After considering the above authorities, we find it is clear the State omitted a material fact in the information that is, that Willner ceased to be a public official less than five years before the information was filed. Therefore, the trial court erred in denying Willner's motion to dismiss.

The conviction is reversed.

CONOVER and SHIELDS, JJ., concurring.

NOTES

[1] Ind. Code 35-44-1-1.

[2] An indictment was filed by the State on March 14, 1989, and Willner filed a Motion to Dismiss the indictment on July 11, 1989. A hearing was had on this motion on July 24, 1989. Thereafter, the court granted the State's motion to dismiss the indictment and gave the State permission to refile. The State filed an "amended information" on April 26, 1990, and Willner again filed a motion to dismiss, asking the court to take judicial notice of the arguments presented at the hearing on July 24, 1989. The court denied Willner's motion to dismiss.

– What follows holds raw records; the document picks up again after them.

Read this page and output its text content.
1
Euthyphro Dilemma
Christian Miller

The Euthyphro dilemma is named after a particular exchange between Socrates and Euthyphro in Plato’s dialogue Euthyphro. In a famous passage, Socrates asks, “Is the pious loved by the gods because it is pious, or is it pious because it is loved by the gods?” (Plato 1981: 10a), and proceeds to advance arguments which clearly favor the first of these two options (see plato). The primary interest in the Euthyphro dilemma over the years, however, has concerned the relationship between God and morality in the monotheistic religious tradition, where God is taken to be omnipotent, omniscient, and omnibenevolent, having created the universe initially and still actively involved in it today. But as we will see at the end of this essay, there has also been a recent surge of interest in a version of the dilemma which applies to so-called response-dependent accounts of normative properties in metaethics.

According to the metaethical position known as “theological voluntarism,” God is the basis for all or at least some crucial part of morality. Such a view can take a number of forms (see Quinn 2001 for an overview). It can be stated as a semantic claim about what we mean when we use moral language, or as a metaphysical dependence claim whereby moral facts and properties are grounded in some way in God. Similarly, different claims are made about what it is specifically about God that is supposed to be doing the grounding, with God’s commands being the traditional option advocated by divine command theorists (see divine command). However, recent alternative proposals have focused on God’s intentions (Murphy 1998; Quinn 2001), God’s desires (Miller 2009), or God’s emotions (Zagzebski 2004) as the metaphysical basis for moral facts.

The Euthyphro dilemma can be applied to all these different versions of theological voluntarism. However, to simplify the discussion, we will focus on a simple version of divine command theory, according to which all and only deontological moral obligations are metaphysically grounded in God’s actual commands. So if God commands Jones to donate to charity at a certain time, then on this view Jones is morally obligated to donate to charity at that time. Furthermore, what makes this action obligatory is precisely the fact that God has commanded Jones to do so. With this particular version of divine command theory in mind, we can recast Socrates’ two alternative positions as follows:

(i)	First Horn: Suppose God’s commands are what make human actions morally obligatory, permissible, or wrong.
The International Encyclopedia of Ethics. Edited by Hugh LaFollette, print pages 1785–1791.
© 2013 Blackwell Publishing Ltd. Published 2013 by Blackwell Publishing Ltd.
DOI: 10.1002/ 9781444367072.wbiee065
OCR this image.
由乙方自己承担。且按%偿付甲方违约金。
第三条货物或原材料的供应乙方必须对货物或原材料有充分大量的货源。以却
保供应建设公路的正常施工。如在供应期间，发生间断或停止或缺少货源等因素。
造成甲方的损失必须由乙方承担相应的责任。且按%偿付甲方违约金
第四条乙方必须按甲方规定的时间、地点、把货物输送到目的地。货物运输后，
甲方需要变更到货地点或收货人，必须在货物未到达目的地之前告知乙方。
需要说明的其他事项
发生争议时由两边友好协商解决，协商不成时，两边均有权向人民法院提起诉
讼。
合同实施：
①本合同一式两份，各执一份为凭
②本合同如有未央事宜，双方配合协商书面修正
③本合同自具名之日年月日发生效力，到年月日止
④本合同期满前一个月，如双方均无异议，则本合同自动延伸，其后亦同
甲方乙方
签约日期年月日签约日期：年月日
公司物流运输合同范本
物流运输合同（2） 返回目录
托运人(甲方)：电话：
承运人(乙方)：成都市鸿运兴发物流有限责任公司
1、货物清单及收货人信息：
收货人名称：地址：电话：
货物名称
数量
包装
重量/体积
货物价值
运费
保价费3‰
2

The record does not include a transcript of the hearing.

[3] Colvin was charged for conversion of funds held by him as guardian for William Sedenberg. On October 10, 1879, Colvin received money and property belonging to William. On November 28, 1890, after he had turned 21, William demanded Colvin turn the property over to him. When Colvin refused, he was charged with conversion. After his conviction, Colvin appealed, arguing the conversion occurred when he received the property on October 10, 1879; therefore, the prosecution was barred by the applicable statute of limitations. Apparently anticipating this argument, the State alleged that on September 15, 1880, Colvin "fled from the county of Hamilton and so concealed himself that process could not be served upon him". Colvin v. State 127 Ind. 403, 404, 26 N.E. 888. Thereby, the state attempted to bring the case within an exception to the statute of limitations.

The court agreed with Colvin that, if the crime occurred in 1879, the prosecution was barred by the statute of limitations and the State failed to allege specific facts to bring the case within the exception similar to I.C. XX-XX-X-X(d)(1) and (2). However, the court affirmed Colvin's conviction, holding that the crime was of a continuous nature as long as Colvin remained guardian, and, as he had not yet been removed as guardian, the prosecution was not barred.